The CFPB filed its first enforcement action in federal court on July 18 under seal. The suit against a Los Angeles-based law firm and its corporate affiliates for allegedly running a mortgage refinance scam was released to the public on July 23. The suit marks the first time the CFPB has taken action in federal court against a non-bank financial services provider.

The CFPB obtained a temporary restraining order appointing a receiver and freezing the assets of defendants Chance E. Gordon, The Gordon Law Firm, P.C., and certain subsidiaries of the law firm. The CFPB is also seeking damages in an unspecified amount, restitution and disagreement. The complaint accuses The Gordon Law Firm, P.C. of misleading clients regarding their eligibility for foreclosure relief, misrepresenting the companies’ affiliation with government entities, and failing to make disclosures required by law. According to the complaint, the law firm charged up-front fees ranging from $2,500 to $4,500 for evaluating the financial and legal situation of homeowners in default and then, if a lawsuit was not justified, promising a loan modification or other work-out through one of the law firm’s corporate subsidiaries. The complaint goes on to allege that the law firm provided “little, if any, meaningful assistance to modify homeowners’ mortgage loans or prevent foreclosure.” Gordon’s attorney, Gary Kurtz, has justified the fee, stating that Gordon offered homeowners a “custom legal product” to evaluate their financial situation. In the past, law firms have also been able to use retainer fees as a way to justify advances for legal fees in the financial services industry. This lawsuit and similar enforcement actions by other federal agencies suggest these exemptions may not prevent federal agencies from targeting law firms that provide financial services in the future.

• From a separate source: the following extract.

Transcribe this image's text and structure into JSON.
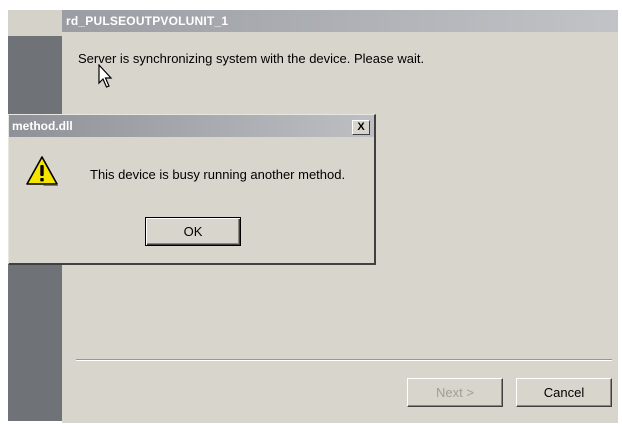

The CFPB lawsuit mirrors similar actions taken by the Federal Trade Commission (FTC). The CFPB lawsuit was brought by two former FTC lawyers who have joined the CFPB and follows a similar form to many FTC lawsuits, including the form of the complaint, filing the action under seal in federal court, and seeking a temporary restraining order to freeze assets, appoint a receiver, and gain access to the physical business operations. Because both the FTC and now the CFPB have filed suits targeting loan modification scams, it appears that both the FTC and CFPB will independently bring enforcement actions in subject areas where their oversight overlaps.